Some features are still missing relative to GRUB Legacy. Notable among these are lock/password support, an equivalent of grub-reboot, and Xen handling.”

Well… if you have Ubuntu 9.04 and still want to use GRUB 2 you can follow this tutorial : How To Install GRUB 2 On Ubuntu 9.04

iSCSI installation

“The iSCSI installation process has been improved, and no longer requires iscsi=true as a boot parameter; the installer will offer you the option of logging into iSCSI targets if there are no local disks, or you can select “Configure iSCSI” in the manual partitioner.

Putting the root file-system on iSCSI is now supported.”
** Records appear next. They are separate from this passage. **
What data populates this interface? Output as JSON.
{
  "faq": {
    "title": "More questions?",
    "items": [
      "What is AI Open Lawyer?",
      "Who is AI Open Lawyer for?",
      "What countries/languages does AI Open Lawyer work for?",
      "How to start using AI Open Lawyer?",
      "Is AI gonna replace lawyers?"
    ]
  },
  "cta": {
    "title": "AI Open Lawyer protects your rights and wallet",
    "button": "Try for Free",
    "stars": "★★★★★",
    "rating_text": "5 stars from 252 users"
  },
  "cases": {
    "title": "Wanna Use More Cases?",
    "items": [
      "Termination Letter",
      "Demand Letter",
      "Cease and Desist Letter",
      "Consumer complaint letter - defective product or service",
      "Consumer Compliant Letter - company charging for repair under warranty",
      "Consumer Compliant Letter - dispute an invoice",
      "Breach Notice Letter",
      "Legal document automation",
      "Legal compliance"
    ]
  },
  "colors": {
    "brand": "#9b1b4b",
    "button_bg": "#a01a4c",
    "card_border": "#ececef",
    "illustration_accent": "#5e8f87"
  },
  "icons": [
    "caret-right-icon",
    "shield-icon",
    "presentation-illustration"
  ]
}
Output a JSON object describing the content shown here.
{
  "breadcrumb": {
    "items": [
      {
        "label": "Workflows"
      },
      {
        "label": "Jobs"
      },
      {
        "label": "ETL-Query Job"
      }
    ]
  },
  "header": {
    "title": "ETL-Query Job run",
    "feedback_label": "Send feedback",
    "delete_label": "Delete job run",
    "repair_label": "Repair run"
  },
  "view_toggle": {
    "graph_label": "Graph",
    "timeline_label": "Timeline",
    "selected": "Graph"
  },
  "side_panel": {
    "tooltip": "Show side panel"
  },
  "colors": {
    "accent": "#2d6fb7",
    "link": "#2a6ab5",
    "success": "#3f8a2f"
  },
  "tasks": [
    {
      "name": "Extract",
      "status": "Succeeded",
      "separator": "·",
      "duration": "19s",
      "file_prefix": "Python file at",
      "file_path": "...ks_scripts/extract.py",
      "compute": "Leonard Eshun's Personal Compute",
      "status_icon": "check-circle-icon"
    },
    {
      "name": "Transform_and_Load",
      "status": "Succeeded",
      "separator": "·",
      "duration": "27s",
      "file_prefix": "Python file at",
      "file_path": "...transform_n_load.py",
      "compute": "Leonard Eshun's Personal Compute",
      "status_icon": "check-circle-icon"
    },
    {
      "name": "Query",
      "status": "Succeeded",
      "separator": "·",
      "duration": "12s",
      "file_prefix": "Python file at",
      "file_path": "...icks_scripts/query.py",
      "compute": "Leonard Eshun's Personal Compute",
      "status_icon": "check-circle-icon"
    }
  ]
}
“AppArmor in Ubuntu 9.10 Beta features an improved parser that uses cache files, greatly speeding up AppArmor initialisation on boot. AppArmor also now supports ‘pux’ which, when specified, means a process can transition to an existing profile if one exists or simply run unconfined if one does not.”

New profiles

“In addition to the above changes to AppArmor itself, several profiles were added. Enforcing profiles for ntpd, the GNOME document viewer (evince), and libvirt are enabled by default. Complain mode profiles for Dovecot are now available in the apparmor-profiles package. A new profile is provided for Firefox as well, though it is disabled by default. Users can enable AppArmor sandboxing of their browser by running:

$ sudo aa-enforce /etc/apparmor.d/usr.bin.firefox-3.5

Please see the SecurityTeam/KnowledgeBase for a full listing of readily available profiles in Ubuntu.”


“Libvirt now contains AppArmor integration when using KVM or QEMU. Libvirtd is configured to launch virtual machines that are confined by uniquely restrictive AppArmor profiles. This feature significantly improves virtualization in Ubuntu by providing user-space host protection as well as guest isolation.”

Uncomplicated Firewall

“The Uncomplicated Firewall now has support for filtering by interface and egress filtering when using the ufw command. Documentation for ufw is also improved to help users better utilise the ufw framework and take full advantage of Linux netfilter’s power and flexibility.”

Non-eXecutable Emulation

“Non-eXecutable (NX) memory protection, also known as eXecute-Disable (XD), has always been available in Ubuntu for any systems that had the hardware to support it and ran the 64-bit kernel or the 32-bit server kernel. The 32-bit PAE desktop kernel (Linux-image-generic-pae) now also provides the PAE mode needed for hardware with the NX CPU feature.

For systems that lack NX hardware, the 32-bit kernels now provide an approximation of the NX CPU feature via software emulation that can help block many exploits an attacker might run from stack or heap memory.”

Learnt enough? Well… its better to learn about the devil first before facing him! Don’t wory you will face him very soon! People who can’t wait can get the beta version from their Karmic Beta page, (Do it only if your an experienced user! We do not recommend using beta versions…. its just to test…. beta means still testing, still un complete!)